Sécurité ou prise de risque ?

S’il opte pour cette seconde formule de prix, l’éleveur devra aussi se mettre d’accord avec l’acheteur sur la part du prix intégrant le coût de production et celle du prix de marché. Par exemple, ils peuvent choisir que le prix dépendra à 70 % du coût de production et à 30 % du prix du marché. Dans ce cas, cela sécurise l’éleveur, qui sait qu’il rentrera dans ses frais. Toutefois, il ne pourra pas faire de bonne affaire dans le cas où le prix de marché exploserait. Les plus téméraires pourront choisir une option plus risquée dans laquelle le prix dépend majoritairement des cours du marché, mais cette option est moins sécurisante en cas d’effondrement des prix. « Le contrat peut également intégrer un « tunnel de prix », soit un prix minimum et un prix maximum en dehors desquels on ne peut pas vendre, souligne Thierry Rapin. Ce tunnel de prix permet d’éviter les variations extrêmes. »

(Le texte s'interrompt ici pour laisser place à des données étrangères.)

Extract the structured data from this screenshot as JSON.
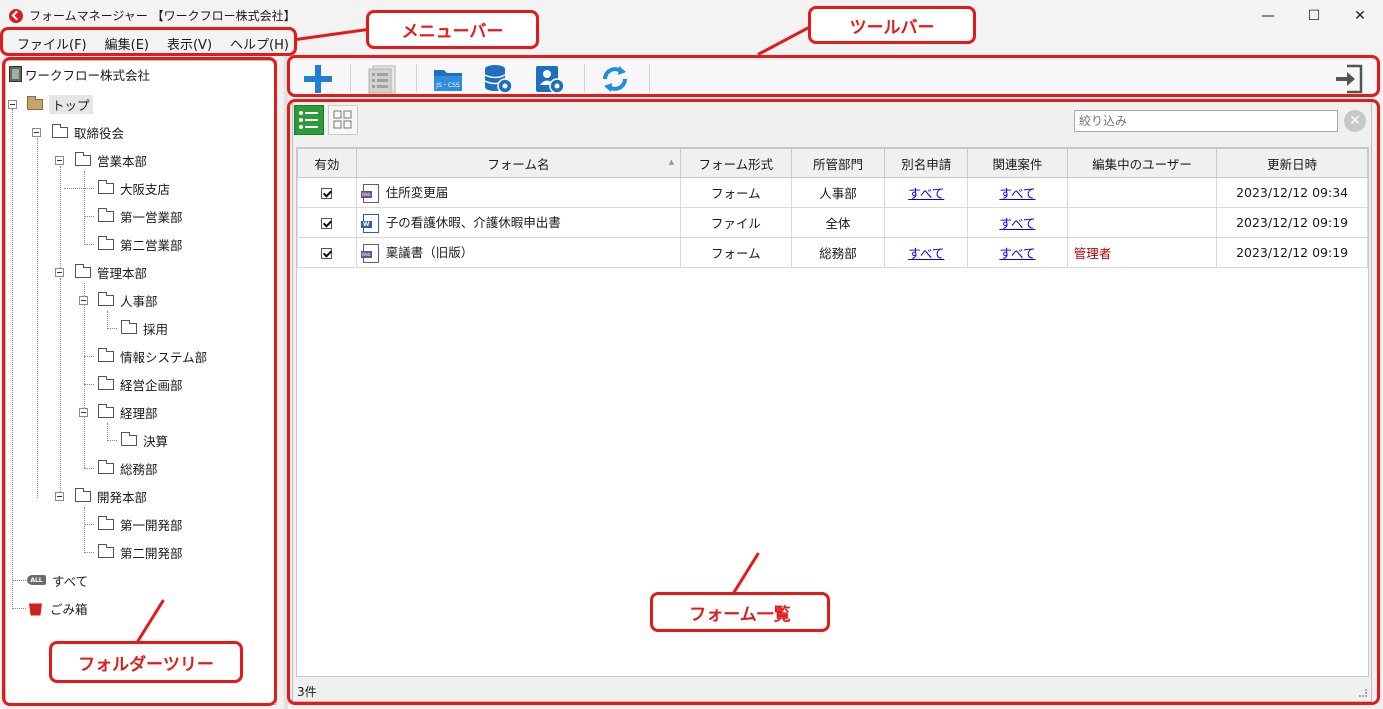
{
  "window": {
    "title": "フォームマネージャー 【ワークフロー株式会社】",
    "minimize_glyph": "—",
    "maximize_glyph": "☐",
    "close_glyph": "✕"
  },
  "menu": [
    {
      "label": "ファイル(F)"
    },
    {
      "label": "編集(E)"
    },
    {
      "label": "表示(V)"
    },
    {
      "label": "ヘルプ(H)"
    }
  ],
  "tree": {
    "root": "ワークフロー株式会社",
    "top": "トップ",
    "board": "取締役会",
    "sales_hq": "営業本部",
    "osaka": "大阪支店",
    "sales1": "第一営業部",
    "sales2": "第二営業部",
    "admin_hq": "管理本部",
    "hr": "人事部",
    "recruit": "採用",
    "it": "情報システム部",
    "planning": "経営企画部",
    "accounting": "経理部",
    "settlement": "決算",
    "general": "総務部",
    "dev_hq": "開発本部",
    "dev1": "第一開発部",
    "dev2": "第二開発部",
    "all": "すべて",
    "all_icon_text": "ALL",
    "trash": "ごみ箱"
  },
  "toolbar": {
    "icons": [
      "add-icon",
      "list-icon",
      "js-css-folder-icon",
      "database-settings-icon",
      "user-settings-icon",
      "refresh-icon",
      "exit-icon"
    ],
    "js_css_text": "JS・CSS"
  },
  "filter": {
    "placeholder": "絞り込み"
  },
  "table": {
    "headers": [
      "有効",
      "フォーム名",
      "フォーム形式",
      "所管部門",
      "別名申請",
      "関連案件",
      "編集中のユーザー",
      "更新日時"
    ],
    "rows": [
      {
        "enabled": true,
        "icon": "web-form-icon",
        "icon_text": "Web",
        "name": "住所変更届",
        "type": "フォーム",
        "dept": "人事部",
        "alias": "すべて",
        "related": "すべて",
        "editing_user": "",
        "updated": "2023/12/12 09:34"
      },
      {
        "enabled": true,
        "icon": "word-file-icon",
        "icon_text": "W",
        "name": "子の看護休暇、介護休暇申出書",
        "type": "ファイル",
        "dept": "全体",
        "alias": "",
        "related": "すべて",
        "editing_user": "",
        "updated": "2023/12/12 09:19"
      },
      {
        "enabled": true,
        "icon": "web-form-icon",
        "icon_text": "Web",
        "name": "稟議書（旧版）",
        "type": "フォーム",
        "dept": "総務部",
        "alias": "すべて",
        "related": "すべて",
        "editing_user": "管理者",
        "updated": "2023/12/12 09:19"
      }
    ]
  },
  "status": {
    "count": "3件"
  },
  "annotations": {
    "menubar": "メニューバー",
    "toolbar": "ツールバー",
    "form_list": "フォーム一覧",
    "folder_tree": "フォルダーツリー",
    "color": "#e21a1a"
  }
}
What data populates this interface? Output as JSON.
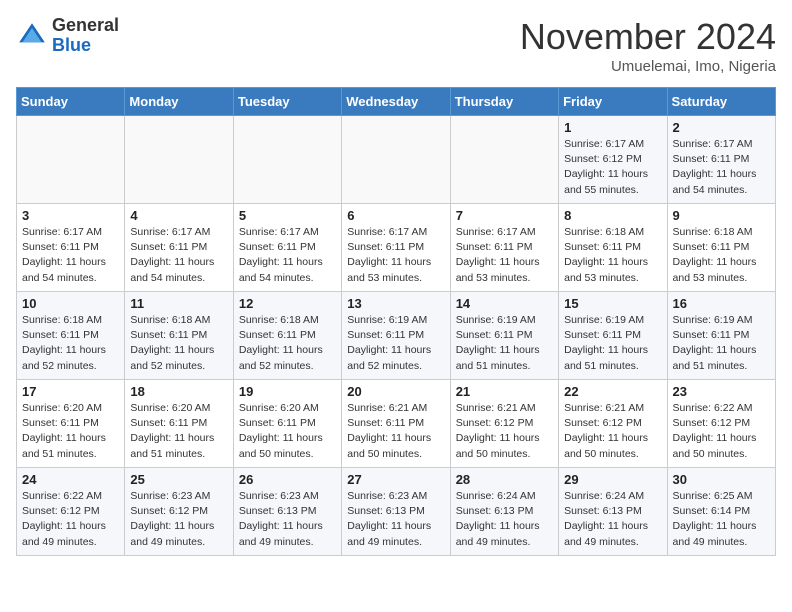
{
  "header": {
    "logo_general": "General",
    "logo_blue": "Blue",
    "month_title": "November 2024",
    "location": "Umuelemai, Imo, Nigeria"
  },
  "days_of_week": [
    "Sunday",
    "Monday",
    "Tuesday",
    "Wednesday",
    "Thursday",
    "Friday",
    "Saturday"
  ],
  "weeks": [
    [
      {
        "day": "",
        "info": ""
      },
      {
        "day": "",
        "info": ""
      },
      {
        "day": "",
        "info": ""
      },
      {
        "day": "",
        "info": ""
      },
      {
        "day": "",
        "info": ""
      },
      {
        "day": "1",
        "info": "Sunrise: 6:17 AM\nSunset: 6:12 PM\nDaylight: 11 hours and 55 minutes."
      },
      {
        "day": "2",
        "info": "Sunrise: 6:17 AM\nSunset: 6:11 PM\nDaylight: 11 hours and 54 minutes."
      }
    ],
    [
      {
        "day": "3",
        "info": "Sunrise: 6:17 AM\nSunset: 6:11 PM\nDaylight: 11 hours and 54 minutes."
      },
      {
        "day": "4",
        "info": "Sunrise: 6:17 AM\nSunset: 6:11 PM\nDaylight: 11 hours and 54 minutes."
      },
      {
        "day": "5",
        "info": "Sunrise: 6:17 AM\nSunset: 6:11 PM\nDaylight: 11 hours and 54 minutes."
      },
      {
        "day": "6",
        "info": "Sunrise: 6:17 AM\nSunset: 6:11 PM\nDaylight: 11 hours and 53 minutes."
      },
      {
        "day": "7",
        "info": "Sunrise: 6:17 AM\nSunset: 6:11 PM\nDaylight: 11 hours and 53 minutes."
      },
      {
        "day": "8",
        "info": "Sunrise: 6:18 AM\nSunset: 6:11 PM\nDaylight: 11 hours and 53 minutes."
      },
      {
        "day": "9",
        "info": "Sunrise: 6:18 AM\nSunset: 6:11 PM\nDaylight: 11 hours and 53 minutes."
      }
    ],
    [
      {
        "day": "10",
        "info": "Sunrise: 6:18 AM\nSunset: 6:11 PM\nDaylight: 11 hours and 52 minutes."
      },
      {
        "day": "11",
        "info": "Sunrise: 6:18 AM\nSunset: 6:11 PM\nDaylight: 11 hours and 52 minutes."
      },
      {
        "day": "12",
        "info": "Sunrise: 6:18 AM\nSunset: 6:11 PM\nDaylight: 11 hours and 52 minutes."
      },
      {
        "day": "13",
        "info": "Sunrise: 6:19 AM\nSunset: 6:11 PM\nDaylight: 11 hours and 52 minutes."
      },
      {
        "day": "14",
        "info": "Sunrise: 6:19 AM\nSunset: 6:11 PM\nDaylight: 11 hours and 51 minutes."
      },
      {
        "day": "15",
        "info": "Sunrise: 6:19 AM\nSunset: 6:11 PM\nDaylight: 11 hours and 51 minutes."
      },
      {
        "day": "16",
        "info": "Sunrise: 6:19 AM\nSunset: 6:11 PM\nDaylight: 11 hours and 51 minutes."
      }
    ],
    [
      {
        "day": "17",
        "info": "Sunrise: 6:20 AM\nSunset: 6:11 PM\nDaylight: 11 hours and 51 minutes."
      },
      {
        "day": "18",
        "info": "Sunrise: 6:20 AM\nSunset: 6:11 PM\nDaylight: 11 hours and 51 minutes."
      },
      {
        "day": "19",
        "info": "Sunrise: 6:20 AM\nSunset: 6:11 PM\nDaylight: 11 hours and 50 minutes."
      },
      {
        "day": "20",
        "info": "Sunrise: 6:21 AM\nSunset: 6:11 PM\nDaylight: 11 hours and 50 minutes."
      },
      {
        "day": "21",
        "info": "Sunrise: 6:21 AM\nSunset: 6:12 PM\nDaylight: 11 hours and 50 minutes."
      },
      {
        "day": "22",
        "info": "Sunrise: 6:21 AM\nSunset: 6:12 PM\nDaylight: 11 hours and 50 minutes."
      },
      {
        "day": "23",
        "info": "Sunrise: 6:22 AM\nSunset: 6:12 PM\nDaylight: 11 hours and 50 minutes."
      }
    ],
    [
      {
        "day": "24",
        "info": "Sunrise: 6:22 AM\nSunset: 6:12 PM\nDaylight: 11 hours and 49 minutes."
      },
      {
        "day": "25",
        "info": "Sunrise: 6:23 AM\nSunset: 6:12 PM\nDaylight: 11 hours and 49 minutes."
      },
      {
        "day": "26",
        "info": "Sunrise: 6:23 AM\nSunset: 6:13 PM\nDaylight: 11 hours and 49 minutes."
      },
      {
        "day": "27",
        "info": "Sunrise: 6:23 AM\nSunset: 6:13 PM\nDaylight: 11 hours and 49 minutes."
      },
      {
        "day": "28",
        "info": "Sunrise: 6:24 AM\nSunset: 6:13 PM\nDaylight: 11 hours and 49 minutes."
      },
      {
        "day": "29",
        "info": "Sunrise: 6:24 AM\nSunset: 6:13 PM\nDaylight: 11 hours and 49 minutes."
      },
      {
        "day": "30",
        "info": "Sunrise: 6:25 AM\nSunset: 6:14 PM\nDaylight: 11 hours and 49 minutes."
      }
    ]
  ]
}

 Des contrats de trois ans minimum

Le contrat s’établit pour trois ans minimum. « L’idée de cette durée minimale est de donner plus de visibilité à l’éleveur et notamment pour les jeunes qui s’installent », explique Thierry Rapin. Mais cette durée ne plait pas à tout le monde : « On n’a pas toujours de visibilité sur les animaux qu’on aura à vendre dans un, deux, trois ans. », lance un éleveur, habitué à négocier au cas par cas, avec des maquignons. « Si l’acheteur est d’accord, il est aussi possible de faire un contrat de 3 ans avant chaque achat, pour 2 bêtes, 3 bêtes, 10 bêtes… », rassure Thierry Rapin. « On fera donc la même chose qu’avant, mais avec plus de papiers », rétorque un éleveur.

Quid des sanctions ?

« Tout contrat est un engagement des deux parties. Le non-respect du contrat expose donc à des sanctions, et notamment à une amende à hauteur de 2 % du chiffre d’affaires, insiste Thierry Rapin. Il rassure : On ne viendra pas vous embêter tous les quatre matins à vérifier vos contrats. La loi est avant tout faite pour protéger les éleveurs. »

J.P.J. et M.C.

« Les intentions sont bonnes, mais il y a des inquiétudes »

Lors de la présentation de Thierry Rapin à Berzème, les éleveurs locaux sont restés sceptiques. « Les intentions sont bonnes mais il y a des inquiétudes », affirme Gaëtan Vernol, éleveur à Saint-Etienne de Boulogne. « Il va falloir être vigilant sur l'écriture des contrats, et en même temps être attentifs aux équilibres locaux, témoigne cet autre jeune exploitant qui reconnait une réelle bonne entente commerciale avec les maquignons du Plateau. Bernard Cholvy, éleveur à Berzème, a aussi des craintes : « En tant qu’éleveur, on n’est pas assez calés juridiquement face aux grands acheteurs de la filière. Bigard, les acheteurs italiens ou la Sicarev auront derrière eux une batterie d’avocats pour tirer profit des contrats ! »

Des exceptions à l’obligation

Sont exemptés de contrats les éleveurs dont le chiffre d’affaires sur une catégorie d’animaux est inférieur à 10 000 €/an. Les éleveurs qui vendent directement au consommateur ou sur les marchés aux bestiaux (gré à gré et cadran) sont également exemptés.